Exploratory Testing

Exploratory Testing

Exploratory testing is an approach to software testing that is concisely described as simultaneous learning, test design and test execution. Exploratory testing seeks to find out how the software actually works, and to ask questions about how it will handle difficult and easy cases. The quality of the testing is dependent on the tester's skill of inventing test cases and finding defects. The more the tester knows about the product and different test methods, the better the testing will be. When performing exploratory testing, expectations are open. Some results may be predicted and expected; others may not. The tester configures, operates, observes, and evaluates the product and its behaviour, critically investigating the result, and reporting information that seems likely to be a bug (which threatens the value of the product to some person) or an issue (which threatens the quality of the testing effort). Exploratory testers often use tools, including screen capture or video tools as a record of the exploratory session, or tools to quickly help generate situations of interest.

Different Phases in Exploratory Testing


One of the most important functions that a tester needs is an understanding of the app or website that they are testing. This understanding provides context and includes information such as competitive benchmark data, industry knowledge and company details. An understanding like this ensures that the tester is able to take in all manner of inputs relating to the app or website when he or she is performing the actual test. Contextual knowledge allows testers to provide details surrounding results that they may find and whether or not they are applicable.


A major difference between exploratory and scripted testing is in design. Designing differs from scripting in that while the test has specific parameters or rules, it is not done in a preset path or prescribed manner. Exploratory testers are able to conduct the test in a way which they deem fit and do not have a desired or expected outcome. Often times, the exploratory testing technique leads to developing more rigorous, scripted test scenarios over time.

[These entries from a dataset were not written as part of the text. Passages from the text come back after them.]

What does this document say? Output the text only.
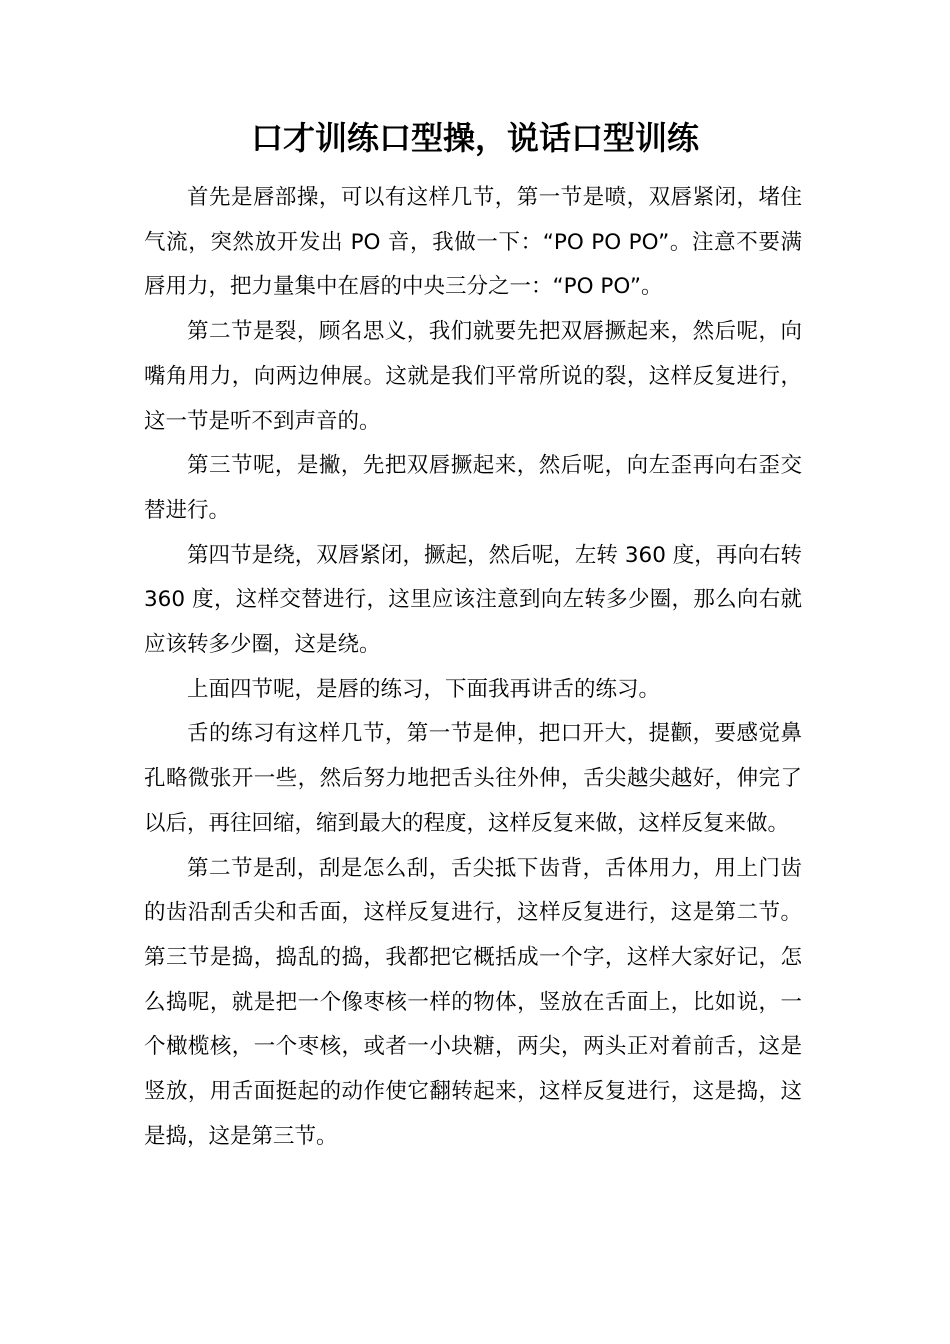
口才训练口型操，说话口型训练

首先是唇部操，可以有这样几节，第一节是喷，双唇紧闭，堵住气流，突然放开发出 PO 音，我做一下：“PO PO PO”。注意不要满唇用力，把力量集中在唇的中央三分之一：“PO PO”。

第二节是裂，顾名思义，我们就要先把双唇撅起来，然后呢，向嘴角用力，向两边伸展。这就是我们平常所说的裂，这样反复进行，这一节是听不到声音的。

第三节呢，是撇，先把双唇撅起来，然后呢，向左歪再向右歪交替进行。

第四节是绕，双唇紧闭，撅起，然后呢，左转 360 度，再向右转 360 度，这样交替进行，这里应该注意到向左转多少圈，那么向右就应该转多少圈，这是绕。

上面四节呢，是唇的练习，下面我再讲舌的练习。

舌的练习有这样几节，第一节是伸，把口开大，提颧，要感觉鼻孔略微张开一些，然后努力地把舌头往外伸，舌尖越尖越好，伸完了以后，再往回缩，缩到最大的程度，这样反复来做，这样反复来做。

第二节是刮，刮是怎么刮，舌尖抵下齿背，舌体用力，用上门齿的齿沿刮舌尖和舌面，这样反复进行，这样反复进行，这是第二节。第三节是捣，捣乱的捣，我都把它概括成一个字，这样大家好记，怎么捣呢，就是把一个像枣核一样的物体，竖放在舌面上，比如说，一个橄榄核，一个枣核，或者一小块糖，两尖，两头正对着前舌，这是竖放，用舌面挺起的动作使它翻转起来，这样反复进行，这是捣，这是捣，这是第三节。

Finally, the tester is given the freedom to complete the test as he or she feels free to do so. As soon as the test is written or requested (note: not a test case), the test can be conducted. This freedom means that nobody is waiting for scripted requirements and creative work can begin. A tester then is observing and learning about the application or website. They are probing and exploring how functions work, how they interact with one another and how those pieces work together so that further exploration can take place. Results are then compiled and reported back through the appropriate methods.